Wir haben zu Bedenken gegeben, dass die derzeitige und vermutlich auch die kommende Elterngeneration ausreichend mit Produkten von Tupperware & Co. ausgestattet sei. Eltern würden gerne zum Schulranzen auch das passende Mäppchen nebst Brotzeitdose usw. kaufen. Wir haben die Frage aufgeworfen, welches Signal wir hier senden wollen? Sollen bereits vorhandene Hartboxen aus Kunststoff im Müll landen?

Zunächst hielten wir es für geboten, im Gespräch mit der Schulleitung zu erfahren, welches pädagogische Konzept im Hinblick auf Umwelt- und Klimaschutz dort bereits vorliegt und angewandt wird.
Soweit die Ausgabe von Brotzeitdosen in ein pädagogisches Konzept der Schule hineinpasst, haben wir unsere Zustimmung hierzu in Aussicht gestellt.

Nach unserer Meinung sollte sich der Gemeinderat grundsätzlich damit zurückhalten, quasi von „oben herab“ Maßnahmen zum Umwelt- und Klimaschutz zu verordnen, sondern vielmehr das Gespräch mit der Schulleitung suchen und unserer Schule die Gelegenheit geben, mit den schulischen Organen wie Lehrer- und Schulkonferenz und unter Einbeziehung der Elternvertretung ein ausgewogenes, pädagogisches Konzept zu entwickeln oder weiterzuentwickeln und im Gemeinderat vorzustellen.

Uns wäre wichtig – soweit noch nicht geschehen – dass eine Verzahnung von Kindergärten und Schule zum Thema Umwelt- und Klimaschutz stattfindet.

Vor der Sommerpause fand im Kindergarten St. Franziskus eine Projektwoche zum Thema Abfall statt. Am Ende dieser Projektwoche stand eine Ausstellung, die sich jeder Interessierte anschauen konnte.
Wir glauben, dass dies der richtige Ansatz ist: Grundstocklegung im Kindergarten und Vertiefung in der Schule.

Wir haben die Frage aufgeworfen, ob mit dem Antrag der SPD-Fraktion hier wirklich ein drängendes Thema unserer Schule aufgegriffen wird.

Für uns würden sich die folgenden Fragen sehr viel dringender stellen:

 Wo und wie kann die Gemeinde Kronau unsere Schule noch besser unterstützen?

 Ist unsere Schule ausreichend ausgestattet, um ihre Aufgaben zu erfüllen?

 Wie können wir erreichen, dass unsere Kinder selbständig ihren Schulweg meistern?

 Wäre die Einführung des sog. Elternbusses eine Möglichkeit hier unterstützend tätig zu werden? (Beim sogenannten Elternbus treffen sich die Kinder an einer öffentlichen Bushaltestelle und werden dort von einem oder mehreren, freiwillig tätigen Erwachsenen zu Fuß an die Schule begleitet.

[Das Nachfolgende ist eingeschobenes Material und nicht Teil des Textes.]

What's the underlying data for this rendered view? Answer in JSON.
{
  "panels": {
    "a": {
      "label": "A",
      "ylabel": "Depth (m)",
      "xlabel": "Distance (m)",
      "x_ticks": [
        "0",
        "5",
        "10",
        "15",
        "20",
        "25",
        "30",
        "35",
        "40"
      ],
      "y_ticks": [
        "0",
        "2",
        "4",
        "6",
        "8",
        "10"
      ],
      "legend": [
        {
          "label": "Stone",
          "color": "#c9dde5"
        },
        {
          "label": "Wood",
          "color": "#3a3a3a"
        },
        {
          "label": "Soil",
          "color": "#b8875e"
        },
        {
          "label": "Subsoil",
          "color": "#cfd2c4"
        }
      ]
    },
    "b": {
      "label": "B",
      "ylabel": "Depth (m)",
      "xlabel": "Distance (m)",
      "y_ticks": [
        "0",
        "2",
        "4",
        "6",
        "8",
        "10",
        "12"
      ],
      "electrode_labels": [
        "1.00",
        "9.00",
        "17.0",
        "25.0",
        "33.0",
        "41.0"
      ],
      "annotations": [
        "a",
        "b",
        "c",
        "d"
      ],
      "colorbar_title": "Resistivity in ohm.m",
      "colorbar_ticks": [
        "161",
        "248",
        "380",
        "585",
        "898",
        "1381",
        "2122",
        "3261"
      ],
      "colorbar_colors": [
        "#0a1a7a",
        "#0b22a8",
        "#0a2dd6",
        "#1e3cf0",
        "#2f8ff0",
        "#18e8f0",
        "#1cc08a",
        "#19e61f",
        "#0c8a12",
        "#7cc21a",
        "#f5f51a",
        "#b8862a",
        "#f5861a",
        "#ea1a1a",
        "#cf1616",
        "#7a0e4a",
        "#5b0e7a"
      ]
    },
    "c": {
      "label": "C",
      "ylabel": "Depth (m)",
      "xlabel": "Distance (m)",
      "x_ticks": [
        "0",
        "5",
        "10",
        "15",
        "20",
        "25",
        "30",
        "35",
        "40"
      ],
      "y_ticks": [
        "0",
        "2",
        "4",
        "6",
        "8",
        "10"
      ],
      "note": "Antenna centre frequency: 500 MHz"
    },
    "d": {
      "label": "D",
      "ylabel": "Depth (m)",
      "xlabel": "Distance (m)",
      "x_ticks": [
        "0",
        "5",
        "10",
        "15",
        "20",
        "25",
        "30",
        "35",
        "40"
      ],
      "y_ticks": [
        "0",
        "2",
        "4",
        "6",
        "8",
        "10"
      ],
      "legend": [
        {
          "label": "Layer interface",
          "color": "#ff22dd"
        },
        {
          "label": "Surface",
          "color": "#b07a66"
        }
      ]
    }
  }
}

Umgekehrt funktioniert der Heimweg.)

 Welche Maßnahmen sind ggf. erforderlich, um den Schulweg (noch) sicherer zu machen und wie sind die Maßnahmen im Sanierungsgebiet Mitte-Ost hierauf abzustimmen?

 Wäre die Ausweisung eines Parkverbots z.B. Montag bis Freitag von 7:00 Uhr bis 16:00 Uhr gegenüber vom Festplatze (entlang des Fußballplatzes) eine geeignete Maßnahme?

 Würde die Installierung von Verkehrshelfern (im Volksmund als Schülerlotsen bekannt), die sich aus Freiwilligen aus der Elternschaft und/oder Senioren rekrutieren, in unserer Gemeinde sinnhaft sein und den Schulweg sicherer machen?

Wir haben unsere Auffassung vorgetragen, dass es geboten ist, mit der Schulleitung nicht nur die Maßnahme aus dem SPD-Antrag zu besprechen, sondern die von uns aufgeworfenen Fragen ebenfalls. Dies haben wir schließlich als Antrag formuliert.
Wir wollten der Schule ausreichend Gelegenheit gegeben, sich mit den Fragestellungen auseinanderzusetzen und sich mit den zuständigen Gremien innerhalb der Schule zu besprechen.
Der Antrag unserer Fraktion wurde mit der Stimmenmehrheit der anderen Fraktionen abgelehnt.